While I was admiring it, in walked a couple. She was short, with bright red lips, big glasses, and crisp graying auburn hair. He was tall and stooped with gray hair and beard; he looked like a kindly school teacher--which he was.
"We typically stop on school trips here," he informed me, "and look at the permanent collection. Sometimes we'll look at a special collection."
"Special exhibition," his wife corrected him, with a distracted air.
"[The students] like the color," he continued, " And they definitely relate to people. They talk about the fact that the lady's face is not completely seen. The kids think there's just been a fight. The kids like trying to figure out what's going on between the characters. I don't know if they get it or not. I don't even know what it is. They sense there is some strain in the relationship. Just as they get what's going on between their parents on an emotional level if not the details. They like to bring in the fact that we're eavesdropping."

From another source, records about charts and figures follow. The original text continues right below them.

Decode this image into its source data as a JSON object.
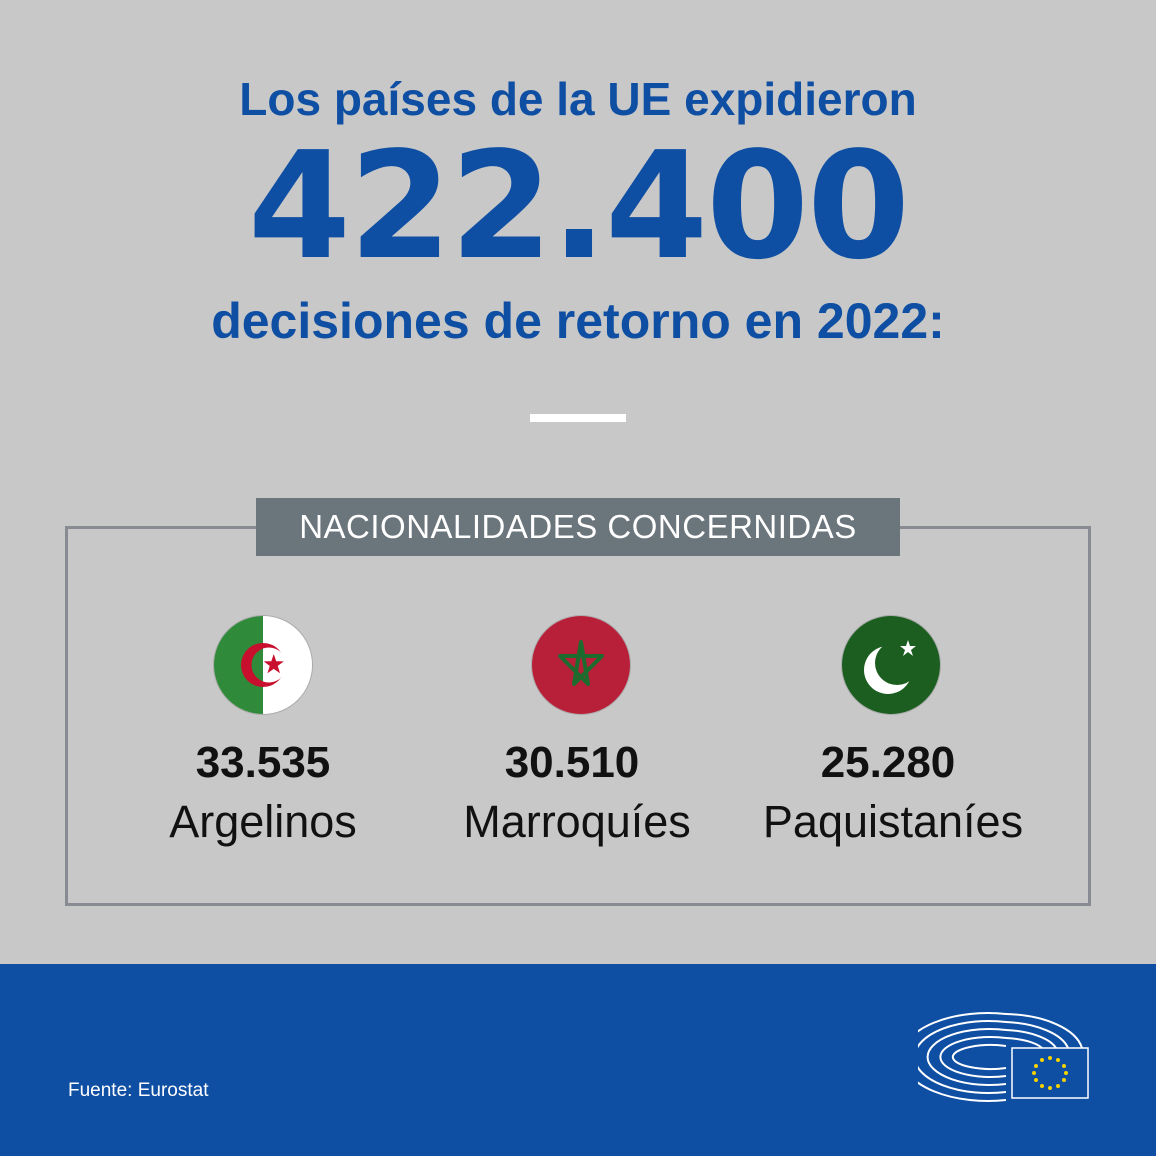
{
  "headline": {
    "line1": "Los países de la UE expidieron",
    "number": "422.400",
    "line3": "decisiones de retorno en 2022:"
  },
  "section": {
    "label": "NACIONALIDADES CONCERNIDAS"
  },
  "nationalities": [
    {
      "value": "33.535",
      "label": "Argelinos",
      "flag_icon": "algeria-flag-icon"
    },
    {
      "value": "30.510",
      "label": "Marroquíes",
      "flag_icon": "morocco-flag-icon"
    },
    {
      "value": "25.280",
      "label": "Paquistaníes",
      "flag_icon": "pakistan-flag-icon"
    }
  ],
  "footer": {
    "source": "Fuente: Eurostat",
    "logo_icon": "european-parliament-logo-icon"
  },
  "colors": {
    "background": "#c8c8c8",
    "brand_blue": "#0e4ea3",
    "label_bg": "#6b757c",
    "frame": "#888c92"
  }
}
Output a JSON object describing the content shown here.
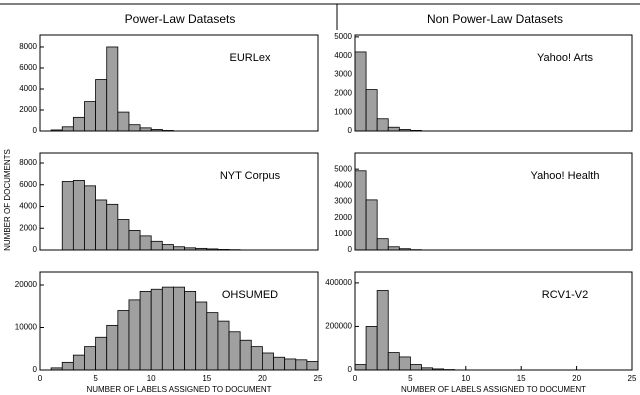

"Voyeurism," his wife offered.
"They don't use that word," he objected.
"Of course," she spat. "They wouldn't."
I felt suddenly as uncomfortable around these two as I did in front of the couple in the painting. Or as I might have in the presence of Hopper and his wife Jo.
The man continued, "I sure enjoy his work. I'd like to see more." He suddenly squinted hard at the painting. "Is that a mirror?" he asked, and I wondered for a second whether he meant of his and her relationship. Then I saw a small square on the back wall of the room in the painting.
"Do you feel isolated like the characters in the painting?" I asked.
The woman barked out a laugh. "Is that a typical marriage? Yeah," she sighed, "that's a typical marriage. I couldn't do it." It took me a second to realize she didn't mean make a marriage work.
"Oh, so you're a painter?"
"Yes." She used her middle finger to wisp away her hair from her face. "I studied Art History and Art Studio. And this is a very good painting. People in a small room and dressed for a night out."
"For it to relate to Nebraska," the man said, "I think that would have to be a farm window."
"It's much more urban than here," she concurred.
"The setting is," he stressed, "but the relationship..."
Sensing another battle developing, I thanked them for their time.